Your ongoing commitment to DYS has contributed significantly to the youth who are committed to fulfilling the expectations of the court, meeting the goals outlined in their treatment plans, and not engaging in harm to others. Because of your good work, approximately 80% of our youth have not been involved in acts of violence on our staff or on their peers. 

Having said that, the remaining 15%-20% of youth in our custody present a continuing concern, especially given the increase in serious and targeted assaults we’ve been experiencing. Accordingly, my leadership team and I have been reviewing our policies and the tools needed to create the safe facility environments our staff and youth deserve. Please see the following actions that I have approved.

  • Body Worn Cameras (BWC) – This week we completed the final draft policy for body worn cameras. With assistance from our partners at the Department of Rehabilitation and Correction, we will begin finalizing the training and implementation plans for the use of body worn cameras at our Indian River facility in the coming weeks. As soon as we receive our complete supply of cameras, we will plan for training and implementation at our other two facilities. Youth Specialists, Unit Managers, Unit Manager Administrators, Operations Managers, and Operations Administrators will be issued body worn cameras as part of their daily security issued equipment. The desired outcome of introducing body worn cameras will be to promote safety and transparency, but more importantly, it will illustrate and capture events from the perspective of our staff.
  • OC Spray (Oleoresin Capsicum) – I have developed a charter and will be creating a multi-disciplinary committee (Medical, Behavioral Health, Operations, Legal, Union Partners, Advocates, etc.) that will convene next week to review and revise the current use-of-force policy and use-of-force continuum. Additionally, the committee will be responsible for ensuring all applicable professional standards (ACA, PREA, PBS, etc.) are included in the review. Once I approve the finalized policy and training curriculum, an implementation plan will be developed.
  • Research has shown in environments like ours, the use of OC spray is much safer than physical restraint. The goal of adding this tool for designated facility staff is to reduce injuries to staff who by policy relied on the use of physical restraint. The use of OC Spray will reduce injuries to staff and youth, as well as reduce the frequency of staff being off work due to physical restraint injuries.
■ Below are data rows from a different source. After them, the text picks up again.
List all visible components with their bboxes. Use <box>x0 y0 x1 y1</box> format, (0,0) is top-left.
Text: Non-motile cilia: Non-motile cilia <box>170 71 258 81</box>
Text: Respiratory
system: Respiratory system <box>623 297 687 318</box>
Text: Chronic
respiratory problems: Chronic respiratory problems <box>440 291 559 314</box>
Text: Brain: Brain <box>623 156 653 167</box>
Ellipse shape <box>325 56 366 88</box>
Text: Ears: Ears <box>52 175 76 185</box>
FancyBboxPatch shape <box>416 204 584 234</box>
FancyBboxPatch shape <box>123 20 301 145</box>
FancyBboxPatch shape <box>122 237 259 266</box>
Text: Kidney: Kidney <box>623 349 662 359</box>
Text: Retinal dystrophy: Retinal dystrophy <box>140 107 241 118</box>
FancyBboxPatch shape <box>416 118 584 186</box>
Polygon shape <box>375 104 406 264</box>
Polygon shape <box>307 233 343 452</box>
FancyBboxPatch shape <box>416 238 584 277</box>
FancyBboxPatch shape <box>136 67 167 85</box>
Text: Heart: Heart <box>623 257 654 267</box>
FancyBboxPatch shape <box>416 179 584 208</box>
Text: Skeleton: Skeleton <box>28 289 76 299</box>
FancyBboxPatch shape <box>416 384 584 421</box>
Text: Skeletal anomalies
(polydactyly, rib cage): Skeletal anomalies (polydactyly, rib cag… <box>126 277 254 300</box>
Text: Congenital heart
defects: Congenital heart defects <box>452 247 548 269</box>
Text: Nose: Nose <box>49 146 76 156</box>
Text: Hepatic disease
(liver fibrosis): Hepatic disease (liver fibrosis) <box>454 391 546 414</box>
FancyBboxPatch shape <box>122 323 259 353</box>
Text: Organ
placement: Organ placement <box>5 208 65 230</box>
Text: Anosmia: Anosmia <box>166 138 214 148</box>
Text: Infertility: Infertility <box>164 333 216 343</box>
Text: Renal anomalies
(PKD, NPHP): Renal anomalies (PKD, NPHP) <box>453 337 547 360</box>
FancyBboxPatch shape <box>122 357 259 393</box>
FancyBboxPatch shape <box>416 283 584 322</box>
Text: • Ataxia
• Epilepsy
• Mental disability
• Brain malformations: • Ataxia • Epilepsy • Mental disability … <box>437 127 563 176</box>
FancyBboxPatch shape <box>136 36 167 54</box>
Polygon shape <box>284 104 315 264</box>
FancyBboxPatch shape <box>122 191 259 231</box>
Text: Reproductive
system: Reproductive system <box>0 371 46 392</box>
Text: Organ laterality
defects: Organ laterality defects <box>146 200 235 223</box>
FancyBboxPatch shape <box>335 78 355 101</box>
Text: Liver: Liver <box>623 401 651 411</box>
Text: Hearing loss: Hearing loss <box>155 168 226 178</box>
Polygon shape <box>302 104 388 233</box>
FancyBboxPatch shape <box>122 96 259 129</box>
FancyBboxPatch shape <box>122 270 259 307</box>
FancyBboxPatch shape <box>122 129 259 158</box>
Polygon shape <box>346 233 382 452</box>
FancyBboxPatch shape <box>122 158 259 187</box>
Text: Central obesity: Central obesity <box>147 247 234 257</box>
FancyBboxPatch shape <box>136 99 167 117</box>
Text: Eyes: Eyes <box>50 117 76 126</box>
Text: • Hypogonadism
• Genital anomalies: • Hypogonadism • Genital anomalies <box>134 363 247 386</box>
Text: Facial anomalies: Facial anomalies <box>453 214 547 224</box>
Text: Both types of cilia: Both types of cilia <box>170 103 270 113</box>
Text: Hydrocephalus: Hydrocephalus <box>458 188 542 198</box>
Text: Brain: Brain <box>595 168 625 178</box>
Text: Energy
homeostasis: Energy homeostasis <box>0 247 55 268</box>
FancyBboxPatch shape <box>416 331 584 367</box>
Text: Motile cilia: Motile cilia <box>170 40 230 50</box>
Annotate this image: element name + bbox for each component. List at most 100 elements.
This will also increase youth compliance and decrease the occurrences of youth earning additional time and additional charges for engaging in acts of violence. This will increase safety and increase the likelihood of youth being released on time.    
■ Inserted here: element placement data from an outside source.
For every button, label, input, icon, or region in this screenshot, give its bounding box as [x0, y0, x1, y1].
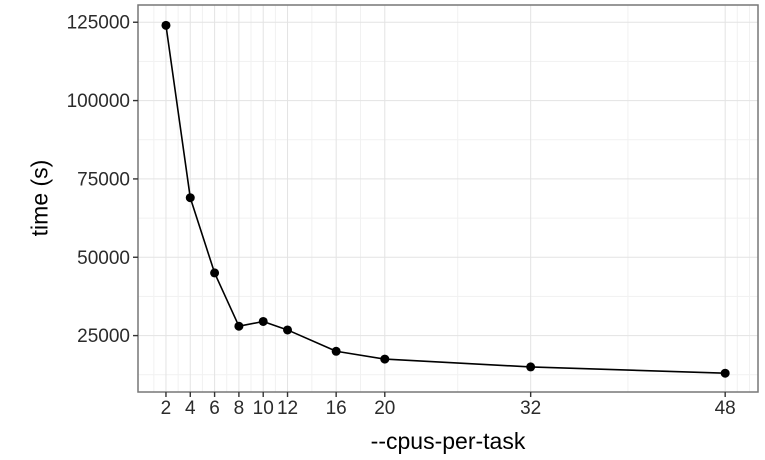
x-tick-label: 4 [185, 398, 196, 419]
data-point [258, 316, 268, 326]
x-tick-label: 20 [374, 398, 395, 419]
data-point [283, 325, 293, 335]
x-tick-label: 6 [209, 398, 220, 419]
x-tick-label: 2 [161, 398, 172, 419]
data-point [380, 354, 390, 364]
panel-background [138, 5, 758, 392]
panel-border [137, 4, 759, 393]
data-point [161, 20, 171, 30]
data-point [526, 362, 536, 372]
y-tick-label: 125000 [67, 13, 130, 34]
y-tick-label: 50000 [77, 248, 130, 269]
series-line [165, 25, 726, 374]
y-axis-title: time (s) [26, 159, 53, 237]
data-point [720, 368, 730, 378]
y-tick-label: 100000 [67, 91, 130, 112]
x-tick-label: 16 [326, 398, 347, 419]
data-point [185, 193, 195, 203]
data-point [331, 346, 341, 356]
x-tick-label: 10 [253, 398, 274, 419]
x-tick-label: 32 [520, 398, 541, 419]
y-tick-label: 75000 [77, 169, 130, 190]
x-axis-title: --cpus-per-task [370, 428, 526, 454]
data-point [210, 268, 220, 278]
x-tick-label: 8 [234, 398, 245, 419]
y-tick-label: 25000 [77, 326, 130, 347]
x-tick-label: 12 [277, 398, 298, 419]
data-point [234, 321, 244, 331]
x-tick-label: 48 [715, 398, 736, 419]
My decision to introduce these new security tools is to enhance your ability to better manage our increased population of youth who come to us with challenging needs. These tools are not meant to replace our foundational intervention strategies that are steeped in research (i.e., relationship building, utilizing verbal strategies, mentorship, behavioral health interventions, etc.).  Our policy and your professional training will equip you with the decisional balance of knowing when these tools are appropriate for the situations you will encounter. With the introduction of these new tools, I am confident that it will help to increase safety in our facilities, and I will continue to evaluate and introduce other promising practices that will help us achieve the department's mission.